Im Grunde kann die Ampel-Regierung nur noch abdanken, weil sie politisch unfähig sein wird, drastisch notwendige Steuererhöhungen für Einkommensreiche und Vermögensmillionäre durchzusetzen. Denn dies bleibt der Regierung als einzige politische Handlungsoption. Ein neu gewähltes Parlament müsste dann mit einer Zwei-Drittel-Mehrheit versuchen, die Verschuldungsbremse in der heutigen Form aus dem Grundgesetz zu streichen und den vor 2009 gültigen Verschuldungsartikel 115 GG wieder in Kraft zu setzen. Hier wurde allen öffentlichen Haushalten eine verfassungsrechtliche Pflicht zur antizyklischen Haushaltsgestaltung durch ein aktives deficit spending auferlegt. In diesem Kontext gab es nur eine Grenze für die Kreditaufnahme des Bundes und der Länder. Dies waren die Nettoinvestitionsausgaben (Bruttoinvestitionen minus Abschreibungen) des Staates. Dahinter verbarg sich die richtige ökonomische Interpretation von staatlichen Investitionen, die nicht nur einen Schulden-, sondern auch einen Vermögenszuwachs implizieren.

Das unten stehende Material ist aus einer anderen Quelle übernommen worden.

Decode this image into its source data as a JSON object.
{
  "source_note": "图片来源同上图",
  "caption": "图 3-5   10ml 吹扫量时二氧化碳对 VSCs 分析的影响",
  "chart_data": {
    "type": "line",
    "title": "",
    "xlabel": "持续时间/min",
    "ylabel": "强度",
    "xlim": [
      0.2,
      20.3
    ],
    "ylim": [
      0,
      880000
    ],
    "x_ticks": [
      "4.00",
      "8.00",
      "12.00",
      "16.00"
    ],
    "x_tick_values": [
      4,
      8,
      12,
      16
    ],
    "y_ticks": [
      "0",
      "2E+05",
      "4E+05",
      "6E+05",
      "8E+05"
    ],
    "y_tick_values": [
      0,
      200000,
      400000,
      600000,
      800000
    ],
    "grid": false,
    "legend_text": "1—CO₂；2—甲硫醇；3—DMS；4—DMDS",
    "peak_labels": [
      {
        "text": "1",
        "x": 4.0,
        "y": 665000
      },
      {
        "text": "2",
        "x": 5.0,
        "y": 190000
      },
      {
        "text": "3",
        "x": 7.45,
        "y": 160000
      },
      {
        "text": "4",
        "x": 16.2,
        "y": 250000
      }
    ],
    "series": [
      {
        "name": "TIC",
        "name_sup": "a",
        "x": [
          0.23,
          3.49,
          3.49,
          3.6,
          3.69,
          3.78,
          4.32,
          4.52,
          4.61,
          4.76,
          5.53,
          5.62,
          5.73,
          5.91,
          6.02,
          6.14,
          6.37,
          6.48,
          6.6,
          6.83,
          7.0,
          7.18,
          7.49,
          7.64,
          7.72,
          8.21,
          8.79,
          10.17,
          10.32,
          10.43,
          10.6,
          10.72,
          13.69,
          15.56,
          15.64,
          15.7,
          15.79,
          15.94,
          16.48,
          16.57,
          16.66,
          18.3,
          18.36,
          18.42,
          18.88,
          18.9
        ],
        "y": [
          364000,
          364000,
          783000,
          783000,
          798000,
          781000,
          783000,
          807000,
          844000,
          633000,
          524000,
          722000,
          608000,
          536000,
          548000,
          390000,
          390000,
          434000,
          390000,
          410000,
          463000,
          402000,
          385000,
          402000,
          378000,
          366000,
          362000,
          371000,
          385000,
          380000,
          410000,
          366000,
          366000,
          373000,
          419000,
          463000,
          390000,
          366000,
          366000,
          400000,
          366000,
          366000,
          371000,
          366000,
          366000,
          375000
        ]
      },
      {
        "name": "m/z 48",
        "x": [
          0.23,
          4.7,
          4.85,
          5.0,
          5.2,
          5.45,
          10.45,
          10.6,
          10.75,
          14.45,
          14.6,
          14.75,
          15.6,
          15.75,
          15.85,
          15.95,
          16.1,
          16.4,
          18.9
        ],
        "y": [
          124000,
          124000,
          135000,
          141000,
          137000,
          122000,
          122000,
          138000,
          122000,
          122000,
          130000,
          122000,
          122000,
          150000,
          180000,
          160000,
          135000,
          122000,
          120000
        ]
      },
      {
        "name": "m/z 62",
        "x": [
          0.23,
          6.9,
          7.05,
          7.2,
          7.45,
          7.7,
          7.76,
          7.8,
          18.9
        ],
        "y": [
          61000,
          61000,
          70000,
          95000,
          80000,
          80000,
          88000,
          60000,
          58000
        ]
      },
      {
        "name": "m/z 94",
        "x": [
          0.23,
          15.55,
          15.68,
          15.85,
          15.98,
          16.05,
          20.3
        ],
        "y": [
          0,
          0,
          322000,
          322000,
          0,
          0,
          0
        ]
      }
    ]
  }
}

Das Urteil aus Karlsruhe hat eine große Tragweite. Man kann nur hoffen, dass die von uns gewählten Parlamentarier jetzt endlich die vorliegende Schuldenbremse aus dem Grundgesetz entfernen und eine ökonomische Vernunft einkehrt. Leider ist zu befürchten, dass dies nicht der Fall sein wird. Die schwierigsten Prozesse bei uns Menschen sind halt Bildungsprozesse. Deshalb muss es zu einer außerparlamentarischen Opposition kommen. Gewerkschaften, Umwelt- und Sozialverbände sowie die Kirchen und nicht zuletzt die Hochschulen sind aufgerufen, unseren VolksvertreterInnen klarzumachen, dass sie Politik für und nicht gegen das Volk zu machen haben.